ESPN To Double Number of ‘At-Home’ College-Hoops Productions to 93

ESPN will make an even deeper commitment to “at-home” production workflows — or, as they’re called in-house, “REMI” productions — estimating that it will use the model to produce 93 live college basketball games this season. That’s more than double last year’s 42.

“We are more comfortable [with at-home production] because of the reps that we are getting,” says Tom Gianakos, director, remote production operations, ESPN. “This is not new to the industry, but it was new to us, and we needed, [as with] anything, more reps, and the more reps we get the more comfortable we feel.”

espn-logoCollege hoops season is an awfully busy time of year for ESPN, so it’s little wonder that network brass would be looking for a more efficient method of production on certain games. More than 900 live productions are on its schedule this season. Last year, the company used 97 mobile units on college basketball games alone. This year, more than 75 operations producers will work at least one college-basketball broadcast.

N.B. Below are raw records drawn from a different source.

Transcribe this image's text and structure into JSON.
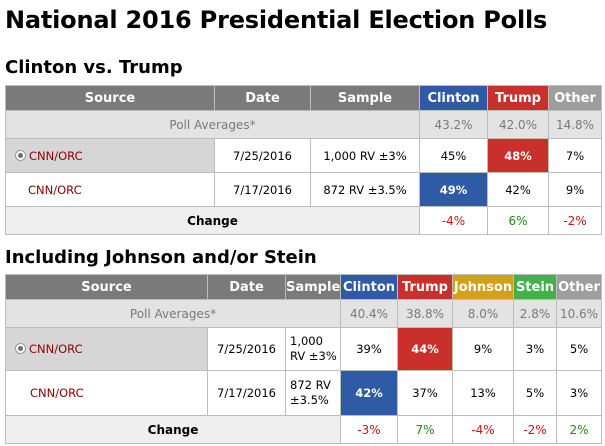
{
  "page": {
    "title": "National 2016 Presidential Election Polls"
  },
  "colors": {
    "header_bg": "#7a7a7a",
    "clinton": "#2f5aa5",
    "trump": "#c9302c",
    "other": "#9e9e9e",
    "johnson": "#d4a017",
    "stein": "#43b04a",
    "negative": "#d11414",
    "positive": "#1e8b1e"
  },
  "section1": {
    "title": "Clinton vs. Trump",
    "headers": {
      "source": "Source",
      "date": "Date",
      "sample": "Sample",
      "clinton": "Clinton",
      "trump": "Trump",
      "other": "Other"
    },
    "averages": {
      "label": "Poll Averages*",
      "clinton": "43.2%",
      "trump": "42.0%",
      "other": "14.8%"
    },
    "rows": [
      {
        "source": "CNN/ORC",
        "date": "7/25/2016",
        "sample": "1,000 RV ±3%",
        "clinton": "45%",
        "trump": "48%",
        "other": "7%",
        "winner": "trump",
        "selected": true
      },
      {
        "source": "CNN/ORC",
        "date": "7/17/2016",
        "sample": "872 RV ±3.5%",
        "clinton": "49%",
        "trump": "42%",
        "other": "9%",
        "winner": "clinton",
        "selected": false
      }
    ],
    "change": {
      "label": "Change",
      "clinton": "-4%",
      "trump": "6%",
      "other": "-2%"
    }
  },
  "section2": {
    "title": "Including Johnson and/or Stein",
    "headers": {
      "source": "Source",
      "date": "Date",
      "sample": "Sample",
      "clinton": "Clinton",
      "trump": "Trump",
      "johnson": "Johnson",
      "stein": "Stein",
      "other": "Other"
    },
    "averages": {
      "label": "Poll Averages*",
      "clinton": "40.4%",
      "trump": "38.8%",
      "johnson": "8.0%",
      "stein": "2.8%",
      "other": "10.6%"
    },
    "rows": [
      {
        "source": "CNN/ORC",
        "date": "7/25/2016",
        "sample_line1": "1,000",
        "sample_line2": "RV ±3%",
        "clinton": "39%",
        "trump": "44%",
        "johnson": "9%",
        "stein": "3%",
        "other": "5%",
        "winner": "trump",
        "selected": true
      },
      {
        "source": "CNN/ORC",
        "date": "7/17/2016",
        "sample_line1": "872 RV",
        "sample_line2": "±3.5%",
        "clinton": "42%",
        "trump": "37%",
        "johnson": "13%",
        "stein": "5%",
        "other": "3%",
        "winner": "clinton",
        "selected": false
      }
    ],
    "change": {
      "label": "Change",
      "clinton": "-3%",
      "trump": "7%",
      "johnson": "-4%",
      "stein": "-2%",
      "other": "2%"
    }
  }
}
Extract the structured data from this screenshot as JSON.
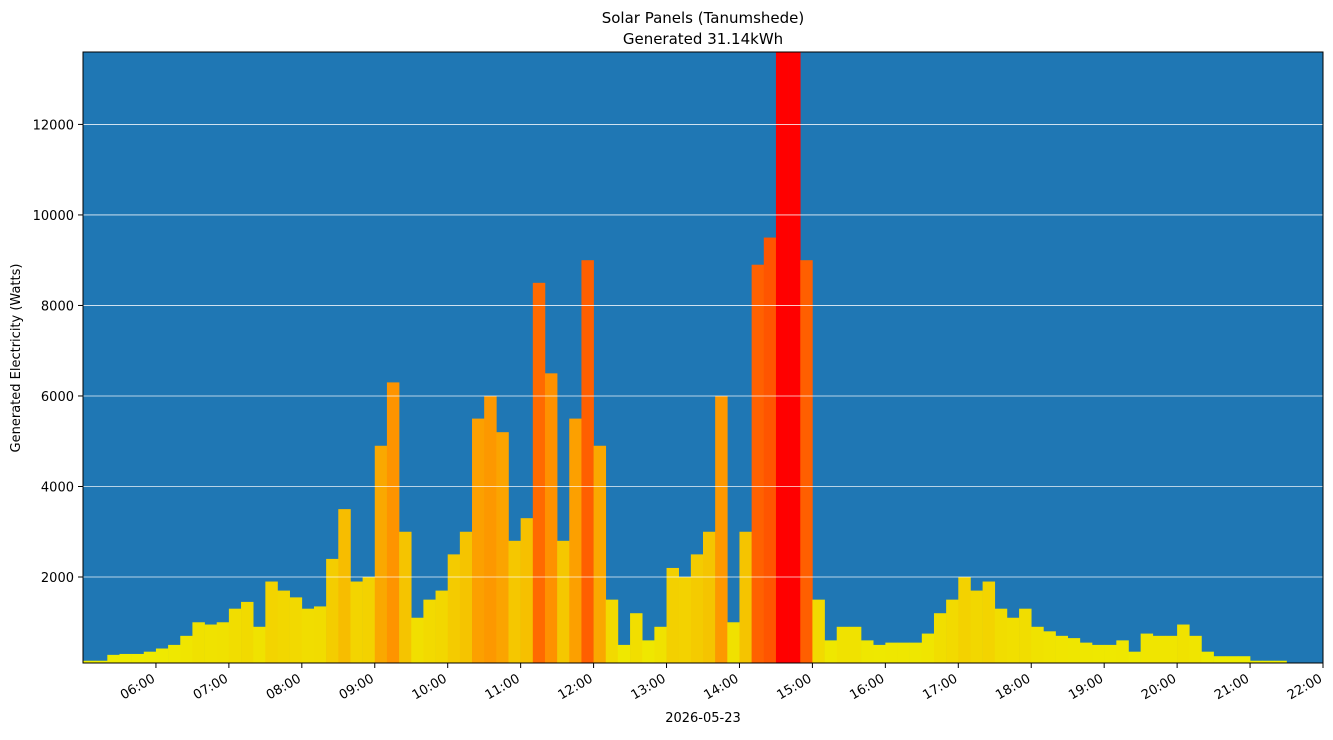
{
  "chart_data": {
    "type": "bar",
    "title": "Solar Panels (Tanumshede)",
    "subtitle": "Generated 31.14kWh",
    "x_label": "2026-05-23",
    "y_label": "Generated Electricity (Watts)",
    "x": [
      "05:00",
      "05:10",
      "05:20",
      "05:30",
      "05:40",
      "05:50",
      "06:00",
      "06:10",
      "06:20",
      "06:30",
      "06:40",
      "06:50",
      "07:00",
      "07:10",
      "07:20",
      "07:30",
      "07:40",
      "07:50",
      "08:00",
      "08:10",
      "08:20",
      "08:30",
      "08:40",
      "08:50",
      "09:00",
      "09:10",
      "09:20",
      "09:30",
      "09:40",
      "09:50",
      "10:00",
      "10:10",
      "10:20",
      "10:30",
      "10:40",
      "10:50",
      "11:00",
      "11:10",
      "11:20",
      "11:30",
      "11:40",
      "11:50",
      "12:00",
      "12:10",
      "12:20",
      "12:30",
      "12:40",
      "12:50",
      "13:00",
      "13:10",
      "13:20",
      "13:30",
      "13:40",
      "13:50",
      "14:00",
      "14:10",
      "14:20",
      "14:30",
      "14:40",
      "14:50",
      "15:00",
      "15:10",
      "15:20",
      "15:30",
      "15:40",
      "15:50",
      "16:00",
      "16:10",
      "16:20",
      "16:30",
      "16:40",
      "16:50",
      "17:00",
      "17:10",
      "17:20",
      "17:30",
      "17:40",
      "17:50",
      "18:00",
      "18:10",
      "18:20",
      "18:30",
      "18:40",
      "18:50",
      "19:00",
      "19:10",
      "19:20",
      "19:30",
      "19:40",
      "19:50",
      "20:00",
      "20:10",
      "20:20",
      "20:30",
      "20:40",
      "20:50",
      "21:00",
      "21:10",
      "21:20"
    ],
    "values": [
      150,
      150,
      280,
      300,
      300,
      350,
      420,
      500,
      700,
      1000,
      950,
      1000,
      1300,
      1450,
      900,
      1900,
      1700,
      1550,
      1300,
      1350,
      2400,
      3500,
      1900,
      2000,
      4900,
      6300,
      3000,
      1100,
      1500,
      1700,
      2500,
      3000,
      5500,
      6000,
      5200,
      2800,
      3300,
      8500,
      6500,
      2800,
      5500,
      9000,
      4900,
      1500,
      500,
      1200,
      600,
      900,
      2200,
      2000,
      2500,
      3000,
      6000,
      1000,
      3000,
      8900,
      9500,
      13600,
      13600,
      9000,
      1500,
      600,
      900,
      900,
      600,
      500,
      550,
      550,
      550,
      750,
      1200,
      1500,
      2000,
      1700,
      1900,
      1300,
      1100,
      1300,
      900,
      800,
      700,
      650,
      550,
      500,
      500,
      600,
      350,
      750,
      700,
      700,
      950,
      700,
      350,
      250,
      250,
      250,
      150,
      150,
      150
    ],
    "colormap": [
      "#eeee00",
      "#ff8c00",
      "#ff0000"
    ],
    "background": "#1f77b4",
    "grid": true,
    "grid_color": "#ffffff",
    "xlim": [
      "05:00",
      "22:00"
    ],
    "xticks": [
      "06:00",
      "07:00",
      "08:00",
      "09:00",
      "10:00",
      "11:00",
      "12:00",
      "13:00",
      "14:00",
      "15:00",
      "16:00",
      "17:00",
      "18:00",
      "19:00",
      "20:00",
      "21:00",
      "22:00"
    ],
    "ylim": [
      100,
      13600
    ],
    "yticks": [
      2000,
      4000,
      6000,
      8000,
      10000,
      12000
    ]
  }
}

These REMI productions will help streamline and cut costs on a percentage of those telecasts by keeping production-crew members in control rooms either at ESPNU’s campus in Charlotte, NC, or at the Wide World of Sports complex in Orlando. ESPN will deploy to the site only a Sprinter van with connections for no more than seven cameras, an engineer in charge (EIC), four camera operators, a “highly qualified” A2, an operations producer, two utilities, and an uplink engineer. Everything else from producer and director to graphics and replay operators, even to the on-air talent will produce the game from one of ESPN’s home control rooms.

Although other at-home production models, such as the one deployed by the Pac-12 Networks, use fiber and an Internet 2 infrastructure, ESPN is using satellite uplink for most of these productions given the nature of many of the venues involved.

“Unlike much of the pro facilities that we are typically working out of, where there is fiber infrastructure, many of these schools do not have that infrastructure to support fiber transport back, so we use satellite,” says Bob Swider, operations manager, ESPN. “We are looking, possibly near the end of the season, to go and start testing some fiber, but, in all honesty, we are relying heavily on satellite for this season.”

This model is used on smaller college-hoops productions, which typically air on ESPNU (although a few selected telecasts will make their way up the ranks to ESPN2 this season). Those games take place all across the country and, as a result, many ESPN regional crew members are getting experience in the method.

“Our technicians and ops producers across the country are getting exposed to this. So they are more comfortable,” says Swider. “That’s what we’ve learned over the past year. There is a difference between studio people and remote people. We’ve never needed to communicate as much as we do now. That has become a great learning experience for many people.”